O Pentágono estima que as ações reduziram o fluxo de drogas em 30% nas rotas caribenhas. Maduro respondeu com comitês de bairro para fortalecer o partido socialista.

  • Interceptações: 21 ataques, 83 óbitos, 10 toneladas de drogas apreendidas.
  • Recursos: 12 mil tropas, 12 navios, 90 aeronaves.
  • Aliados: Trinidad e Tobago, Panamá, Porto Rico.

Posicionamento regional e sanções

Países caribenhos, como Barbados, solicitaram notificações prévias para operações americanas via Caricom.

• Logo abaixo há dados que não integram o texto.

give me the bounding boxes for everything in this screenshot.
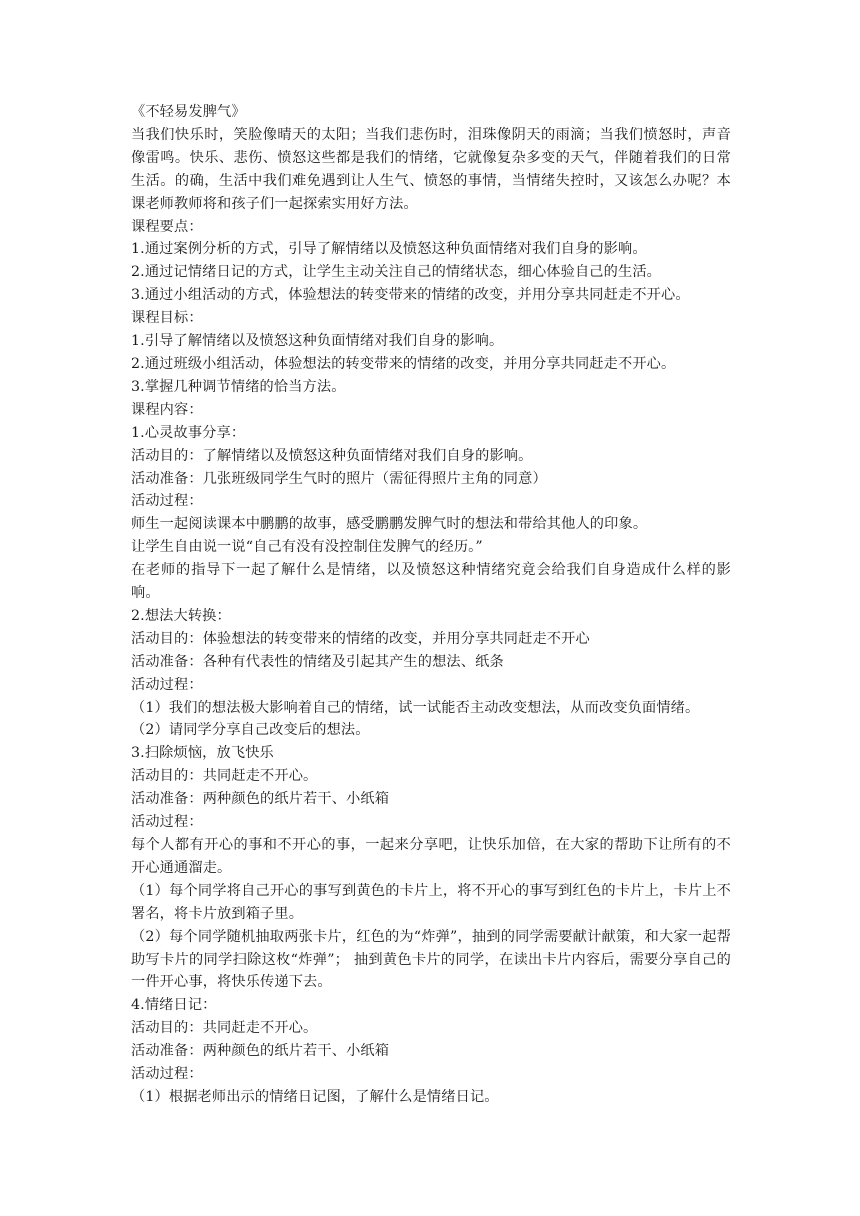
intro-paragraph: 当我们快乐时，笑脸像晴天的太阳；当我们悲伤时，泪珠像阴天的雨滴；当我们愤怒时，声音像雷鸣。快乐、悲伤、愤怒这些都是我们的情绪，它就像复杂多变的天气，伴随着我们的日常生活。的确，生活中我们难免遇到让人生气、愤怒的事情，当情绪失控时，又该怎么办呢？本课老师教师将和孩子们一起探索实用好方法。 <box>131 126 731 212</box>
activity-process-step: （1）我们的想法极大影响着自己的情绪，试一试能否主动改变想法，从而改变负面情绪。 <box>131 699 700 716</box>
activity-preparation: 活动准备：几张班级同学生气时的照片（需征得照片主角的同意） <box>131 470 547 487</box>
content-heading: 课程内容： <box>131 401 203 418</box>
key-point-item: 3.通过小组活动的方式，体验想法的转变带来的情绪的改变，并用分享共同赶走不开心。 <box>131 287 690 304</box>
activity-title: 4.情绪日记： <box>131 997 217 1014</box>
activity-preparation: 活动准备：两种颜色的纸片若干、小纸箱 <box>131 791 390 808</box>
goals-heading: 课程目标： <box>131 310 203 327</box>
key-point-item: 2.通过记情绪日记的方式，让学生主动关注自己的情绪状态，细心体验自己的生活。 <box>131 264 661 281</box>
document-page <box>131 101 731 1109</box>
activity-title: 3.扫除烦恼，放飞快乐 <box>131 745 274 762</box>
activity-process-step: （1）每个同学将自己开心的事写到黄色的卡片上，将不开心的事写到红色的卡片上，卡片上不署名，将卡片放到箱子里。 <box>131 882 731 922</box>
activity-process-step: 让学生自由说一说“自己有没有没控制住发脾气的经历。” <box>131 539 483 556</box>
activity-title: 2.想法大转换： <box>131 607 231 624</box>
document-title: 《不轻易发脾气》 <box>131 104 246 120</box>
activity-process-step: （2）每个同学随机抽取两张卡片，红色的为“炸弹”，抽到的同学需要献计献策，和大家一起帮助写卡片的同学扫除这枚“炸弹”； 抽到黄色卡片的同学，在读出卡片内容后，需要分享自己的一件开心事，将快乐传递下去。 <box>131 928 731 991</box>
activity-preparation: 活动准备：两种颜色的纸片若干、小纸箱 <box>131 1043 390 1060</box>
activity-purpose: 活动目的：共同赶走不开心。 <box>131 1020 318 1037</box>
activity-process-step: （2）请同学分享自己改变后的想法。 <box>131 722 370 739</box>
activity-purpose: 活动目的：共同赶走不开心。 <box>131 768 318 785</box>
activity-purpose: 活动目的：了解情绪以及愤怒这种负面情绪对我们自身的影响。 <box>131 447 533 464</box>
activity-process-step: 师生一起阅读课本中鹏鹏的故事，感受鹏鹏发脾气时的想法和带给其他人的印象。 <box>131 516 648 533</box>
activity-process-label: 活动过程： <box>131 676 203 693</box>
activity-title: 1.心灵故事分享： <box>131 424 246 441</box>
activity-process-step: 每个人都有开心的事和不开心的事，一起来分享吧，让快乐加倍，在大家的帮助下让所有的不开心通通溜走。 <box>131 837 731 876</box>
activity-process-label: 活动过程： <box>131 814 203 831</box>
activity-preparation: 活动准备：各种有代表性的情绪及引起其产生的想法、纸条 <box>131 653 504 670</box>
goal-item: 1.引导了解情绪以及愤怒这种负面情绪对我们自身的影响。 <box>131 333 504 350</box>
activity-process-step: （1）根据老师出示的情绪日记图，了解什么是情绪日记。 <box>131 1088 499 1105</box>
goal-item: 2.通过班级小组活动，体验想法的转变带来的情绪的改变，并用分享共同赶走不开心。 <box>131 355 676 372</box>
key-points-heading: 课程要点： <box>131 218 203 235</box>
activity-process-step: 在老师的指导下一起了解什么是情绪，以及愤怒这种情绪究竟会给我们自身造成什么样的影响。 <box>131 562 731 602</box>
key-point-item: 1.通过案例分析的方式，引导了解情绪以及愤怒这种负面情绪对我们自身的影响。 <box>131 241 647 258</box>
goal-item: 3.掌握几种调节情绪的恰当方法。 <box>131 378 346 395</box>
activity-process-label: 活动过程： <box>131 1066 203 1083</box>
activity-purpose: 活动目的：体验想法的转变带来的情绪的改变，并用分享共同赶走不开心 <box>131 630 590 647</box>
activity-process-label: 活动过程： <box>131 493 203 510</box>
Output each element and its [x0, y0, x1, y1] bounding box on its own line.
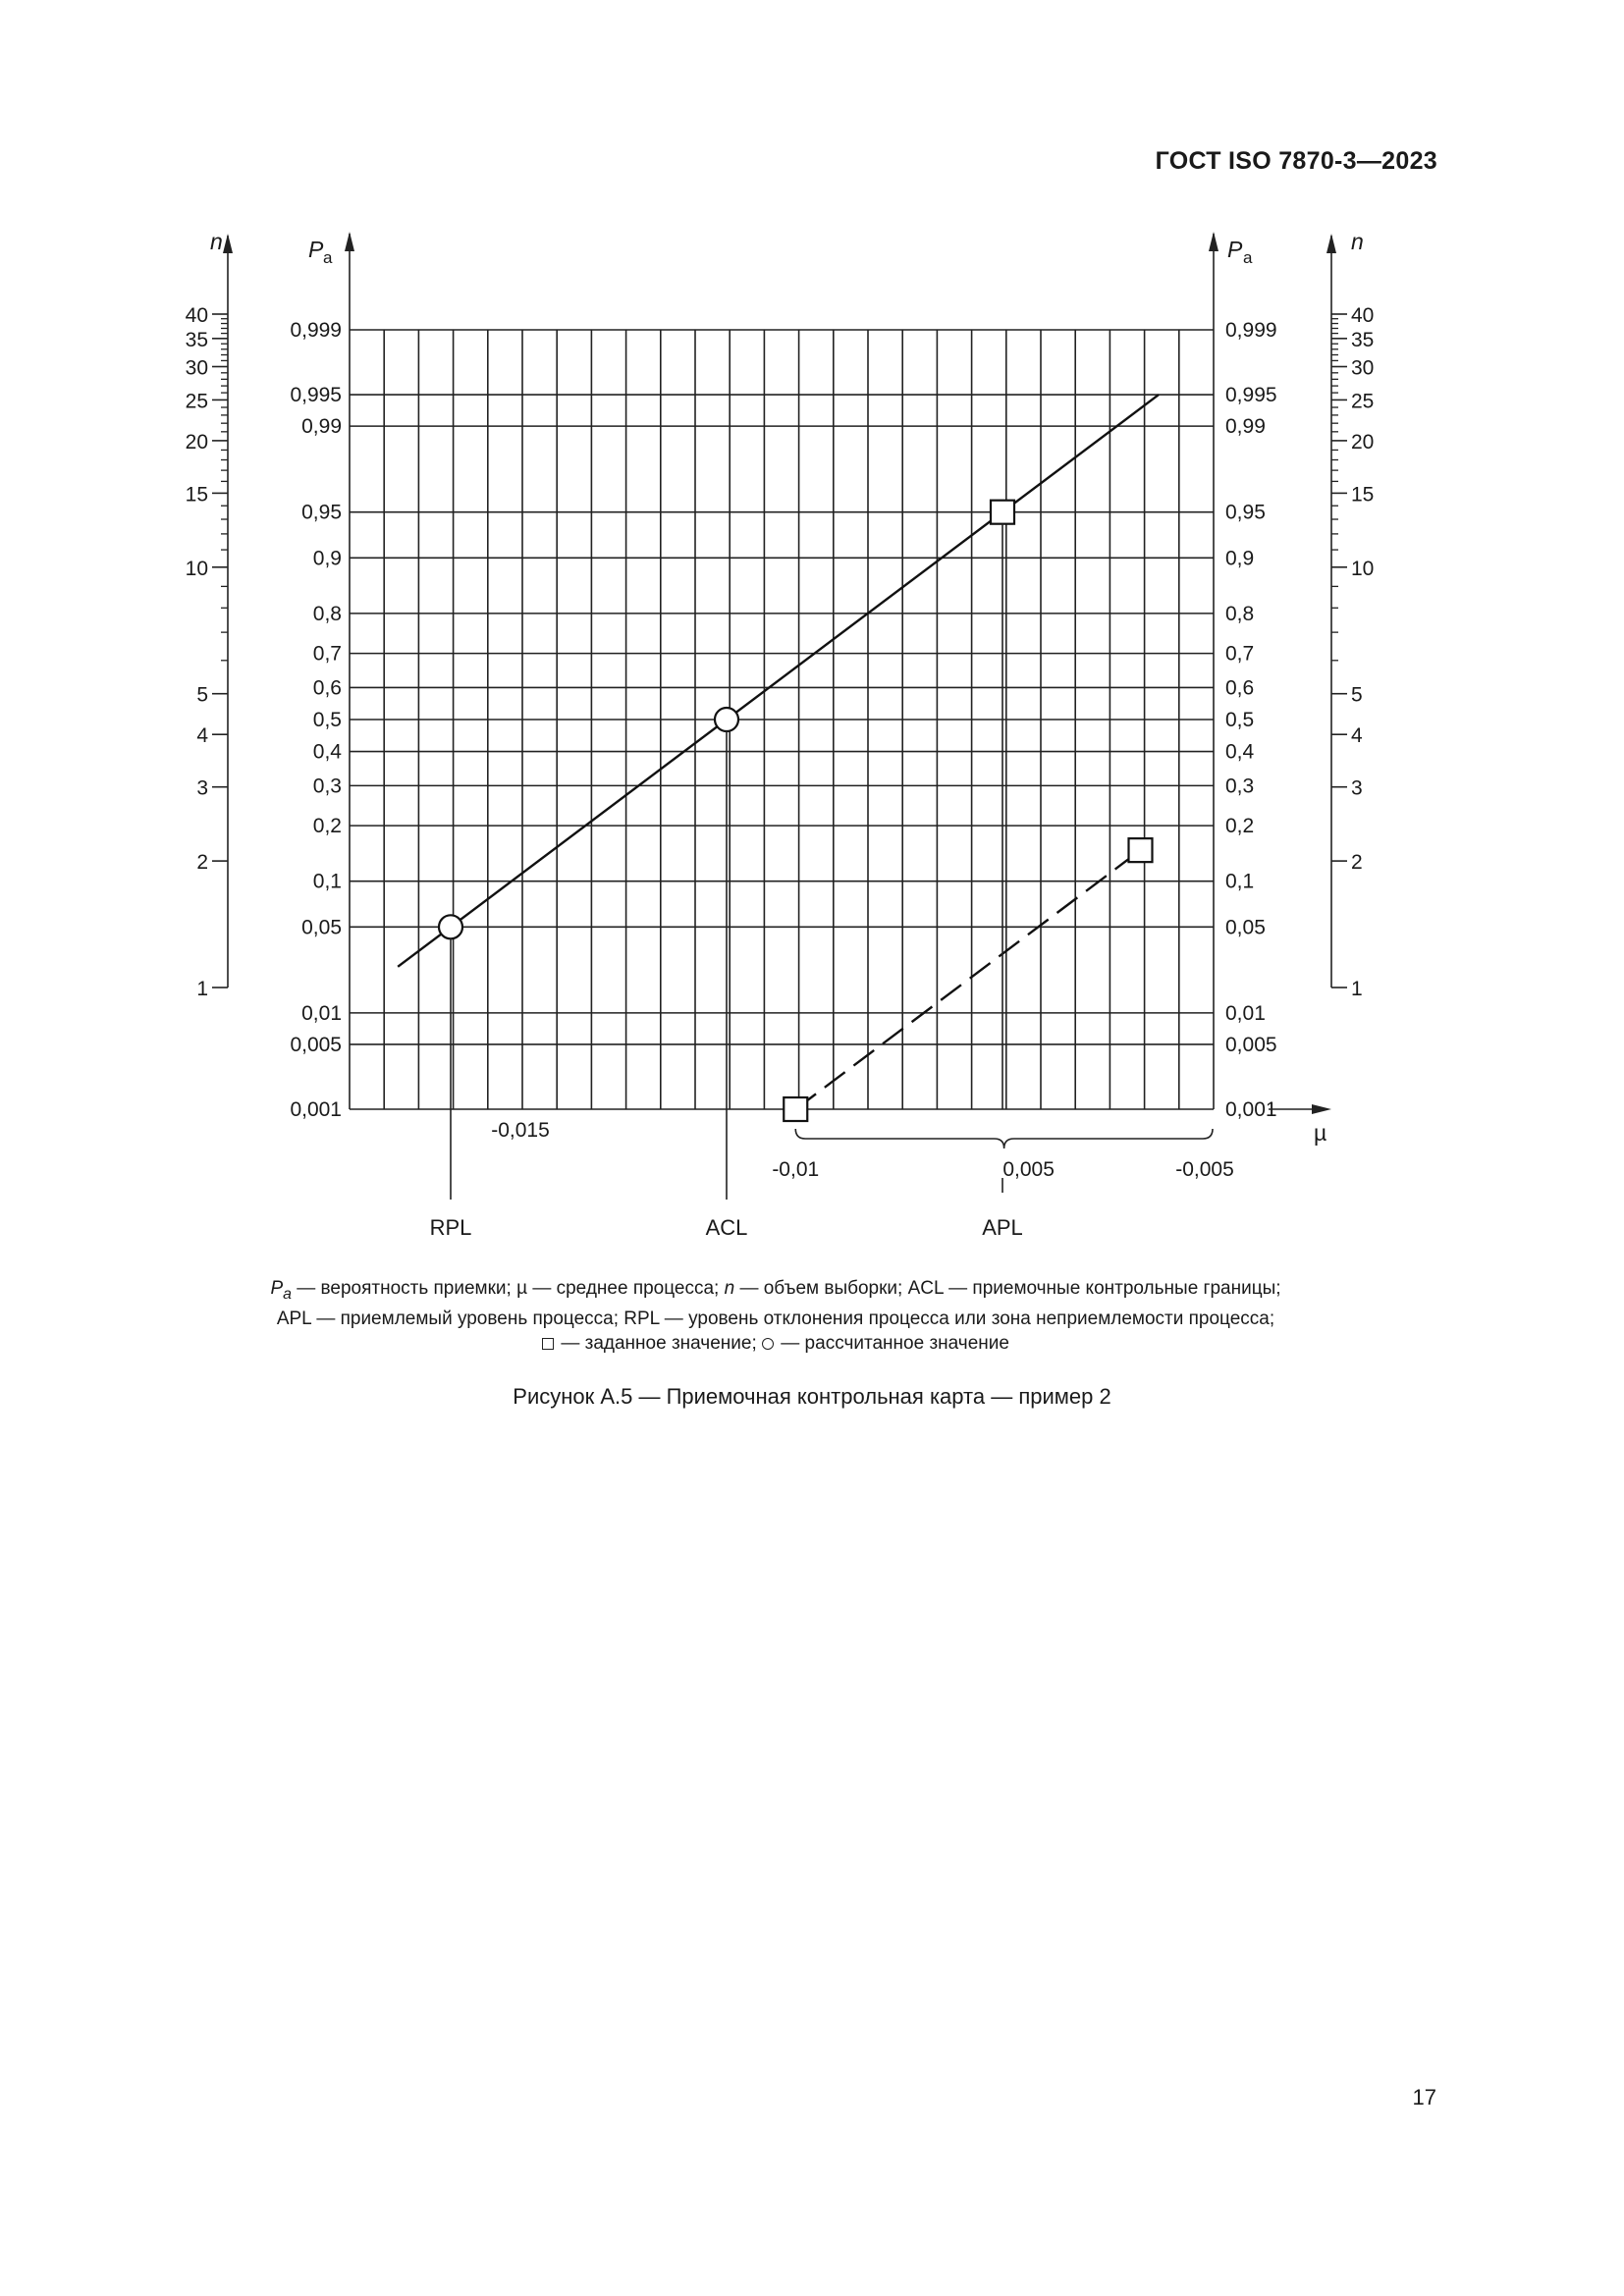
pa-tick-label-right: 0,9 — [1225, 547, 1255, 570]
pa-tick-label-right: 0,005 — [1225, 1033, 1277, 1056]
n-tick-label-right: 10 — [1351, 557, 1375, 580]
pa-tick-label-left: 0,5 — [312, 709, 342, 731]
n-axis-right-arrow — [1326, 234, 1336, 253]
pa-tick-label-right: 0,6 — [1225, 676, 1255, 700]
specified-point-square — [1129, 838, 1153, 862]
pa-tick-label-left: 0,6 — [312, 676, 342, 700]
pa-tick-label-left: 0,05 — [301, 916, 342, 939]
pa-tick-label-right: 0,4 — [1225, 740, 1255, 764]
pa-tick-label-left: 0,4 — [312, 740, 342, 764]
pa-tick-label-left: 0,01 — [301, 1001, 342, 1025]
legend-specified: — заданное значение; — [556, 1332, 762, 1354]
calculated-point-circle — [439, 915, 462, 938]
legend-line-2: APL — приемлемый уровень процесса; RPL — уровень отклонения процесса или зона неприемлемости процесса; — [276, 1308, 1275, 1329]
legend-pa-symbol: P — [270, 1278, 284, 1299]
pa-tick-label-left: 0,995 — [290, 384, 342, 407]
n-tick-label-left: 20 — [185, 430, 208, 454]
legend-line-3 — [147, 1331, 1404, 1356]
pa-tick-label-left: 0,8 — [312, 602, 342, 625]
pa-tick-label-right: 0,7 — [1225, 642, 1255, 666]
oc-line-dashed — [795, 850, 1140, 1109]
specified-point-square — [784, 1097, 807, 1121]
n-tick-label-left: 4 — [196, 724, 208, 748]
n-tick-label-right: 15 — [1351, 483, 1375, 507]
n-tick-label-left: 35 — [185, 328, 208, 351]
marker-label-apl: APL — [982, 1215, 1023, 1240]
n-tick-label-right: 35 — [1351, 328, 1375, 351]
pa-tick-label-right: 0,2 — [1225, 815, 1255, 838]
legend-pa-sub: a — [283, 1285, 292, 1303]
n-tick-label-right: 25 — [1351, 390, 1375, 413]
n-tick-label-left: 2 — [196, 851, 208, 875]
n-tick-label-left: 1 — [196, 978, 208, 1000]
marker-label-rpl: RPL — [429, 1215, 472, 1240]
legend-line-1-text-b: — объем выборки; ACL — приемочные контрольные границы; — [734, 1278, 1281, 1299]
n-tick-label-right: 4 — [1351, 724, 1363, 748]
pa-tick-label-left: 0,999 — [290, 319, 342, 342]
legend-n-symbol: n — [724, 1278, 735, 1299]
page-number: 17 — [1412, 2085, 1436, 2109]
n-axis-label-right: n — [1351, 229, 1364, 254]
n-tick-label-right: 40 — [1351, 304, 1375, 327]
pa-tick-label-left: 0,7 — [312, 642, 342, 666]
pa-tick-label-left: 0,1 — [312, 870, 342, 893]
pa-tick-label-left: 0,001 — [290, 1098, 342, 1121]
pa-axis-left-arrow — [345, 232, 354, 251]
pa-axis-sub-right: a — [1243, 248, 1253, 267]
square-symbol-icon — [542, 1338, 554, 1350]
pa-tick-label-left: 0,2 — [312, 815, 342, 838]
n-tick-label-right: 1 — [1351, 978, 1363, 1000]
calculated-point-circle — [715, 708, 738, 731]
pa-tick-label-right: 0,01 — [1225, 1001, 1266, 1025]
circle-symbol-icon — [762, 1338, 774, 1350]
pa-axis-label-left: P — [308, 237, 324, 262]
pa-tick-label-right: 0,1 — [1225, 870, 1255, 893]
pa-tick-label-right: 0,8 — [1225, 602, 1255, 625]
n-tick-label-left: 40 — [185, 304, 208, 327]
pa-tick-label-right: 0,5 — [1225, 709, 1255, 731]
legend-line-1-text: — вероятность приемки; µ — среднее процесса; — [291, 1278, 725, 1299]
pa-tick-label-right: 0,995 — [1225, 384, 1277, 407]
marker-label-acl: ACL — [705, 1215, 748, 1240]
figure-caption: Рисунок А.5 — Приемочная контрольная карта — пример 2 — [513, 1384, 1111, 1409]
n-tick-label-left: 5 — [196, 683, 208, 707]
mu-axis-label: µ — [1314, 1120, 1327, 1146]
n-tick-label-right: 20 — [1351, 430, 1375, 454]
n-tick-label-left: 3 — [196, 776, 208, 800]
document-id: ГОСТ ISO 7870-3—2023 — [1155, 147, 1437, 175]
n-tick-label-right: 5 — [1351, 683, 1363, 707]
pa-tick-label-right: 0,99 — [1225, 415, 1266, 439]
pa-tick-label-left: 0,005 — [290, 1033, 342, 1056]
mu-axis-arrow — [1312, 1104, 1331, 1114]
mu-tick-label: 0,005 — [1002, 1158, 1055, 1181]
mu-tick-label: -0,015 — [491, 1119, 550, 1142]
pa-tick-label-right: 0,3 — [1225, 774, 1255, 798]
pa-tick-label-left: 0,3 — [312, 774, 342, 798]
pa-tick-label-right: 0,999 — [1225, 319, 1277, 342]
specified-point-square — [991, 501, 1014, 524]
pa-tick-label-right: 0,05 — [1225, 916, 1266, 939]
pa-axis-right-arrow — [1209, 232, 1218, 251]
mu-bracket — [795, 1129, 1213, 1148]
pa-tick-label-right: 0,001 — [1225, 1098, 1277, 1121]
pa-tick-label-right: 0,95 — [1225, 501, 1266, 524]
n-tick-label-right: 2 — [1351, 851, 1363, 875]
n-tick-label-left: 25 — [185, 390, 208, 413]
n-tick-label-left: 30 — [185, 356, 208, 380]
pa-tick-label-left: 0,9 — [312, 547, 342, 570]
n-tick-label-left: 15 — [185, 483, 208, 507]
pa-tick-label-left: 0,95 — [301, 501, 342, 524]
n-axis-label-left: n — [210, 229, 223, 254]
n-tick-label-right: 30 — [1351, 356, 1375, 380]
pa-axis-sub-left: a — [323, 248, 333, 267]
mu-tick-label: -0,005 — [1175, 1158, 1234, 1181]
legend-calculated: — рассчитанное значение — [776, 1332, 1009, 1354]
n-axis-left-arrow — [223, 234, 233, 253]
pa-axis-label-right: P — [1227, 237, 1243, 262]
mu-tick-label: -0,01 — [772, 1158, 820, 1181]
figure-legend — [147, 1276, 1404, 1356]
legend-line-1 — [147, 1276, 1404, 1307]
n-tick-label-right: 3 — [1351, 776, 1363, 800]
pa-tick-label-left: 0,99 — [301, 415, 342, 439]
n-tick-label-left: 10 — [185, 557, 208, 580]
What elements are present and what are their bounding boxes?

Symmonds, chanceler de Barbados, enfatizou coordenação para evitar incidentes.

Em outubro, Maduro ameaçou retaliação contra Trinidad por cooperação com os EUA. Persad-Bissessar defendeu ações violentas contra traficantes.

Sanções de Washington incluem bloqueio de ativos do Cartel de los Soles. O Departamento de Justiça relata que Maduro lidera exportações de narcóticos desde 2014.

A CIA autorizou operações especiais em território venezuelano em outubro, sem especificar alvos. Pete Hegseth, durante a visita, reforçou que as missões protegem a pátria americana sem intenções de invasão.